- Original production poster
- Original language: English
- Written by: David Hare
- Subject: History, architecture, New York City
- Genre: Drama
- Setting: 1920s–1960s New York City

Premiere
- Date: 16 March 2022
- Place: Bridge Theatre London
- Directed by: Nicholas Hytner

= Straight Line Crazy =

2020 play by David Hare

Straight Line Crazy is a play written by David Hare. The play, set in the 1920s through the 1960s in New York City, centers on Robert Moses, the powerful "master builder" of parks, bridges, and expressways. The first production, directed by Nicholas Hytner and starring Ralph Fiennes as Moses, opened in previews at the Bridge Theatre in London on 16 March 2022 before officially premiering on 23 March 2022.

The play was shown in cinemas in association with National Theatre Live in fall 2022. The production made its New York stage debut off-Broadway at The Shed running from October to December in 2022.

== Plot ==
The show revolves around Robert Moses who, at the start of his career, was motivated by a determination to improve the lives of New York City’s workers.
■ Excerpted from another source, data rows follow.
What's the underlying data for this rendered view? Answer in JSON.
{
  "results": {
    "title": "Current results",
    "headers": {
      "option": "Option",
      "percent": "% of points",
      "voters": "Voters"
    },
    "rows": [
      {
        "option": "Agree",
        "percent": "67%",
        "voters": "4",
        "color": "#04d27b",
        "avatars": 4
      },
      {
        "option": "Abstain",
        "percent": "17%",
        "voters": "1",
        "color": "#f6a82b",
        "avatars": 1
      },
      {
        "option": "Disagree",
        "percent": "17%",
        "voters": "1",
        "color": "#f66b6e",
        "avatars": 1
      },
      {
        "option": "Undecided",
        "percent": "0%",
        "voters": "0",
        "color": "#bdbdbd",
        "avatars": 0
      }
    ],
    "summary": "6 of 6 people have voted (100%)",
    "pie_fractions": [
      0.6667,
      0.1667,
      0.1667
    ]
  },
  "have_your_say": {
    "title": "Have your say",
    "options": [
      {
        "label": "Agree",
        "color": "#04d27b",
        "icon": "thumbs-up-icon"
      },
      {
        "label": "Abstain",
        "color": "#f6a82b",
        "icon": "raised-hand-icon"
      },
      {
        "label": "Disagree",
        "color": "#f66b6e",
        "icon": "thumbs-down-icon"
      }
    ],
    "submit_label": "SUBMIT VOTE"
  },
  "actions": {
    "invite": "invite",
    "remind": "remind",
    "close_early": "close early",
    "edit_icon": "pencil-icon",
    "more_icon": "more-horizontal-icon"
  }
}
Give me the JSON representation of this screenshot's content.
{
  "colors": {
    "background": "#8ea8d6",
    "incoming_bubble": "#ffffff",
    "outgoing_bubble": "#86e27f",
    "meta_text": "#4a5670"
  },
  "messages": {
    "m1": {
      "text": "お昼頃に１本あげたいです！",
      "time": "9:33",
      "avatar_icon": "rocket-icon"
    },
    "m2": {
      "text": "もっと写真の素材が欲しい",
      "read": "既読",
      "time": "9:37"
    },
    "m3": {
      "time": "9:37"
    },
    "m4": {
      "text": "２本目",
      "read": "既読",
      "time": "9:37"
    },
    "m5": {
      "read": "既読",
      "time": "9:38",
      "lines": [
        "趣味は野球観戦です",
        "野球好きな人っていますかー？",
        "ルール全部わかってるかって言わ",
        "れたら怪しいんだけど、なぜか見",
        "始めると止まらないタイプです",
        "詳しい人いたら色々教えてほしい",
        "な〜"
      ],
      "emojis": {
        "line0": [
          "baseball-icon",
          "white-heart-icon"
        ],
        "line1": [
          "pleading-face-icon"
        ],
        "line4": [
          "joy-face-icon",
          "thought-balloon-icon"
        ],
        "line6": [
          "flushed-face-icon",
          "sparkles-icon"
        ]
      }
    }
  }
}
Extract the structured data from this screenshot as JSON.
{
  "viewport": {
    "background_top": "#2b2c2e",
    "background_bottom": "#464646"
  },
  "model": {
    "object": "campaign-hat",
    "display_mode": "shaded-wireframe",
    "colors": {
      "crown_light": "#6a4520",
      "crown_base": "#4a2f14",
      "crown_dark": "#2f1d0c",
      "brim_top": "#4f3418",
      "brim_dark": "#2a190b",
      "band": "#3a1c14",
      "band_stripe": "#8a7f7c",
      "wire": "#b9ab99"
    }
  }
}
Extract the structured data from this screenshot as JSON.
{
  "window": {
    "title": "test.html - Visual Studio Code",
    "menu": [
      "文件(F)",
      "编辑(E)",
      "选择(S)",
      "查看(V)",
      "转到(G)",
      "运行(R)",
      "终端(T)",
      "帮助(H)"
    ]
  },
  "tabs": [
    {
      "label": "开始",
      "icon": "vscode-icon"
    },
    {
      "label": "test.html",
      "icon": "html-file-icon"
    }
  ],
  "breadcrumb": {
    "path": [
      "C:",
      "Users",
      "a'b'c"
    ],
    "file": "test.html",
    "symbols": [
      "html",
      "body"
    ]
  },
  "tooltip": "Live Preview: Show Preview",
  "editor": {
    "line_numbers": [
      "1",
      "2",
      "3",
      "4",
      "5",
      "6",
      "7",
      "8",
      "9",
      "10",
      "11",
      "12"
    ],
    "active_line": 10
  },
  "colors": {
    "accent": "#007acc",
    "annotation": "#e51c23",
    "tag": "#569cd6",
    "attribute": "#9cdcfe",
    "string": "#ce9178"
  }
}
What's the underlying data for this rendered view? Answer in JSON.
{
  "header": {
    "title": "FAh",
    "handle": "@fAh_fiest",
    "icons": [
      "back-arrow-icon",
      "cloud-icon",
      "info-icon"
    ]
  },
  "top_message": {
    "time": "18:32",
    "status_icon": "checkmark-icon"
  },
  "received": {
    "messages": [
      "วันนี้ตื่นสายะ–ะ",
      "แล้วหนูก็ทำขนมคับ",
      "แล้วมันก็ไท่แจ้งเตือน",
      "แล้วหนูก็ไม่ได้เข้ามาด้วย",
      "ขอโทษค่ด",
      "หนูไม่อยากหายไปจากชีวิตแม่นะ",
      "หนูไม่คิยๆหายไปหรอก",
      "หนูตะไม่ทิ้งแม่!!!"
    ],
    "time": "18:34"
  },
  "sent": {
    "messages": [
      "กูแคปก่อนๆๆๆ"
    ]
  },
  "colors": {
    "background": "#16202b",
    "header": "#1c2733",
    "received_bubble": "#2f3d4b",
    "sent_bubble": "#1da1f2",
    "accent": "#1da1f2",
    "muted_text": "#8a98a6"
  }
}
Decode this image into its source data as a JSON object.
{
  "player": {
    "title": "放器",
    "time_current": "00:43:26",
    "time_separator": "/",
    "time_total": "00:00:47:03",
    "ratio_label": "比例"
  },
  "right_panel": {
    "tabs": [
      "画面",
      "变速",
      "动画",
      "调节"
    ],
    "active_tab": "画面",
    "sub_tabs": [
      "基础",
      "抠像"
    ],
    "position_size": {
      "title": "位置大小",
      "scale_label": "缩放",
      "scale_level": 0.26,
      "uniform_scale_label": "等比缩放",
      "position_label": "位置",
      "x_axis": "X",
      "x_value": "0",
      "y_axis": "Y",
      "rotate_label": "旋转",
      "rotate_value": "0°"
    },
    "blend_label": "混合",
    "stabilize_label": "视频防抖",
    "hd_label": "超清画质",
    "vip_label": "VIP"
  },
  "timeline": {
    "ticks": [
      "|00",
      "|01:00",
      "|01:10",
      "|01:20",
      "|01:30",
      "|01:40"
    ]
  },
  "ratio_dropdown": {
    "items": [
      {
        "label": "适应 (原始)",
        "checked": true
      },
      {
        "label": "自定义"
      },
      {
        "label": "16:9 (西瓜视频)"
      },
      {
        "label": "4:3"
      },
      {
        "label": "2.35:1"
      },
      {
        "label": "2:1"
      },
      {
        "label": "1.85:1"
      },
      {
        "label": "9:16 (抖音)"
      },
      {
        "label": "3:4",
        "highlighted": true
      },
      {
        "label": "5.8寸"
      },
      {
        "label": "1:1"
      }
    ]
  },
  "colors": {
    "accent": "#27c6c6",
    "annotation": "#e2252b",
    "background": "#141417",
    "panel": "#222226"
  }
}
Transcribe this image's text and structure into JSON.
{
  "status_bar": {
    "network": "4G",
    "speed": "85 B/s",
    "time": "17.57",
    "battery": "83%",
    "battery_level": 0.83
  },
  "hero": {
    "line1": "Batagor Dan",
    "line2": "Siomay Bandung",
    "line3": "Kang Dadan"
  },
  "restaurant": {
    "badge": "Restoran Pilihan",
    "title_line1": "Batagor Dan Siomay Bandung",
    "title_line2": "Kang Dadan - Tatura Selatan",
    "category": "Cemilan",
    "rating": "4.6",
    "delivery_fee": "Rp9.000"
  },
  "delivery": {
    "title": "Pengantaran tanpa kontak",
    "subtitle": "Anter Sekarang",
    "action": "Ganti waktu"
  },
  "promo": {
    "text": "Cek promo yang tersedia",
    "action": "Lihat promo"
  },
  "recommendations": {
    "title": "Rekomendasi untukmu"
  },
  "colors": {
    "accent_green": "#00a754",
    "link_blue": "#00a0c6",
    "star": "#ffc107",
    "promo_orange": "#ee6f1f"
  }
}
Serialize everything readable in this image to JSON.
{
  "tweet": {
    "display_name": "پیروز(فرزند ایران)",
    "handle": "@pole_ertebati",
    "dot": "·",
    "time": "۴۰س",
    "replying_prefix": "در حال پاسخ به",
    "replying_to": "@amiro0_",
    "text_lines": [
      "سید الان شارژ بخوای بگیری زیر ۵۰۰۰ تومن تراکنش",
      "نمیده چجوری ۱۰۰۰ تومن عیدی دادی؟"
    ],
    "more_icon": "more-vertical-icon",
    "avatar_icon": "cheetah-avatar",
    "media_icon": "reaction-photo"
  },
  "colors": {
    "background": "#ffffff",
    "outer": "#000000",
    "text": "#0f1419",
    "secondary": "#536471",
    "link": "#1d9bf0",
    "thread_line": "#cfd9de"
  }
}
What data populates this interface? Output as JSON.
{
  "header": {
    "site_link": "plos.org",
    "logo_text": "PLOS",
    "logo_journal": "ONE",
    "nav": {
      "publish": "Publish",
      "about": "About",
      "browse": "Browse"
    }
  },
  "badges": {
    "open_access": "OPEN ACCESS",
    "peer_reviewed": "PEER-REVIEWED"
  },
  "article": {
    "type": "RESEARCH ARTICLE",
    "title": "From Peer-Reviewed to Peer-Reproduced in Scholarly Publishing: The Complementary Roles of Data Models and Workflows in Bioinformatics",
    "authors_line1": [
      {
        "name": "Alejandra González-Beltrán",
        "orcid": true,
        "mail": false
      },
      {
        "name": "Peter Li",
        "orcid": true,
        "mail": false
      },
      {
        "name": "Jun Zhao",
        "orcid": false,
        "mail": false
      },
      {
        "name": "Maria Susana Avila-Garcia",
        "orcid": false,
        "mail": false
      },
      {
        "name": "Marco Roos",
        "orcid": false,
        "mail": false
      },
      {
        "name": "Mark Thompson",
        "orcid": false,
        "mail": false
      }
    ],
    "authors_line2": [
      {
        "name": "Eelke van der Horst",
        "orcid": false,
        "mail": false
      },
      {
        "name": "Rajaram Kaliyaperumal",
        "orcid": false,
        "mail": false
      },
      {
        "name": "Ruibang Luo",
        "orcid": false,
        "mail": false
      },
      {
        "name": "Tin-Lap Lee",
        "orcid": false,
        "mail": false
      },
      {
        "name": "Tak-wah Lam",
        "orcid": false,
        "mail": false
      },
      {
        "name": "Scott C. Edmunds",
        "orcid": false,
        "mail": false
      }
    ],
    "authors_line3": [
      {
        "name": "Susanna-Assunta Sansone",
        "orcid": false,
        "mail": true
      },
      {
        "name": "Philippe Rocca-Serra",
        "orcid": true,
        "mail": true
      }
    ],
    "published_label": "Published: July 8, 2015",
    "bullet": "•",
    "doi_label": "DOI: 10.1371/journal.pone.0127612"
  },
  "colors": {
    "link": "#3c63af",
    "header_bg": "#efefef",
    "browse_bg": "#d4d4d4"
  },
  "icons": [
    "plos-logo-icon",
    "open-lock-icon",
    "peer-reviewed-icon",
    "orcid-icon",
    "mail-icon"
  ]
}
He created hundreds of playgrounds and parks, dozens of bridges, and more than 600 miles of expressways to connect people to the great outdoors.

He used a mix of charm and intimidation to manipulate the people and events in his favour including the Governor of New York Al Smith, portrayed in the play by Danny Webb. Though never elected to office, he served on the New York State Council of Parks and as the New York Secretary of State.

In the 1950s, grassroots groups of citizens began to organize against his schemes and against the motor car, campaigning for a very different idea of what a city was and for what it should be.

== Cast ==

| Character | London | Off-Broadway |
2022
| Robert Moses | Ralph Fiennes |  |
| Mariah Heller | Alisha Bailey | Krysten Peck |
| Finnuala Connell | Siobhán Cullen | Judith Roddy |
| Carol Amis | Dani Moseley | Nemuna Ceesay |
| Ariel Porter | Samuel Barnett | Adam Silver |
| Henry Vanderbilt | Guy Paul |  |
| Stamford Fergus | David Bromley |  |
| Lewis Mason | Ian Kirkby | Andrew Lewis |
| Jane Jacobs | Helen Schlesinger | Mary Stillwaggon Stewart |
| Sandy McQuade | Al Coppola |  |
| Shirley Hayes | Alana Maria |  |
| Nicole Savage | Mary Stillwaggon Stewart | Jennifer Regan |
| Governor Al Smith | Danny Webb |  |

== Productions ==
=== 2022 London ===
The play originated at the Bridge Theatre, London, written by David Hare, and directed by Nicholas Hytner starring Ralph Fiennes as Robert Moses. The production opened in previews on 16 March 2022 before officially premiering on 23 March, running until 18 June.

=== 2022 Off-Broadway ===
The play made its North American premiere Off-Broadway at The Shed. The production was directed jointly by Nicholas Hytner and Jamie Armitage with Fiennes returning as Robert Moses. Preview performances began on 18 October and the production opened on 26 October with performances through 18 December 2022.

== NT Live screenings ==
A performance of the play during its London run was recorded and screened in UK cinemas on 26 May 2022, and shown in international locations on 8 September 2022, through NTLive.

== Critical reception ==
Critical reception for the play has been mostly positive, in particular for the leading performance of Robert Moses by Ralph Fiennes. Variety declared, "Fiennes is all boldly convincing, controlled threat, his monomania teetering on the edge of malevolence". In The Guardians five star rave review, critic Mark Lawson described Fiennes' performance as "enthralling" adding, "This is Hare’s most dramatically gripping and politically thoughtful play since The Absence of War three decades ago and provides another acting triumph for Fiennes". The New York Times called the play "sputtering" though "still a pleasure," and described Fiennes' performance as "gloriously entertaining."